The time step to employ depends on the required numerical accuracy and also the integrating algorithm. The default choice is to employ a 1fs-long time step as it avoids severe energy leaks providing a reasonable accurate trajectory.
However, if we are not interested in sampling the fastest bond oscillations, it is possible to constraint them and employs larger time steps.
This procedure is similar to a coarse-graining of the system, and it acts as a low-pass filter for the oscillation motions. Constraining the length of covalent H atoms to their average bond length is a common practice in MD, and it allows for using a timestep as large as 2fs.

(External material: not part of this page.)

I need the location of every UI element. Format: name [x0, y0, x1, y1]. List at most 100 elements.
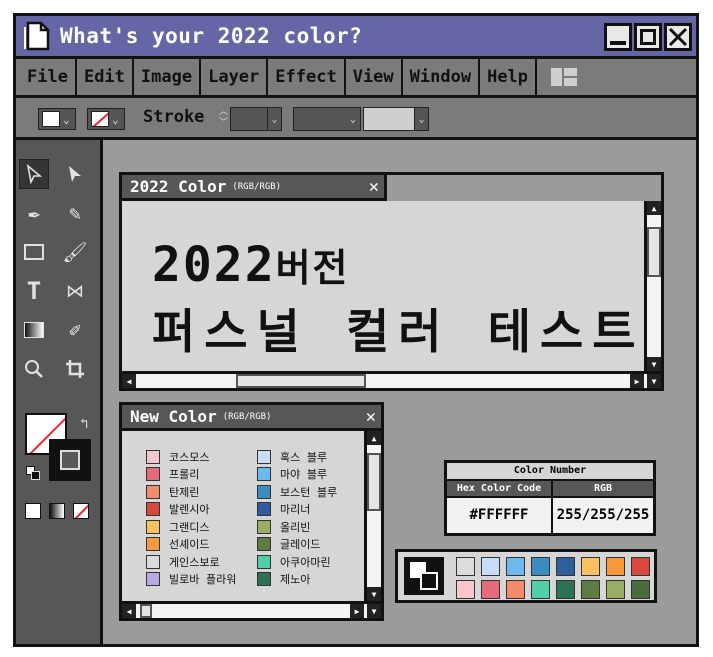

To constraint the bond lengths in a simulation we need to modify the equations of motion. To this aim, many algorithms have been developed. The most common ones are:
- SETTLE: it is mainly used to constraint water molecules. A fundamental task since water generally represents the majority of the simulation box.
- SHAKE: an iterative algorithm that resets all bonds to the constrained values. It also works for large molecules and can constraint bond angles.
- LINCS (LINear Constraint Solver): it is faster than SHAKE but is not able to constraint bond angles.
I will not go into the mathematical details of these algorithms. You can find more information in the official GROMACS documentation.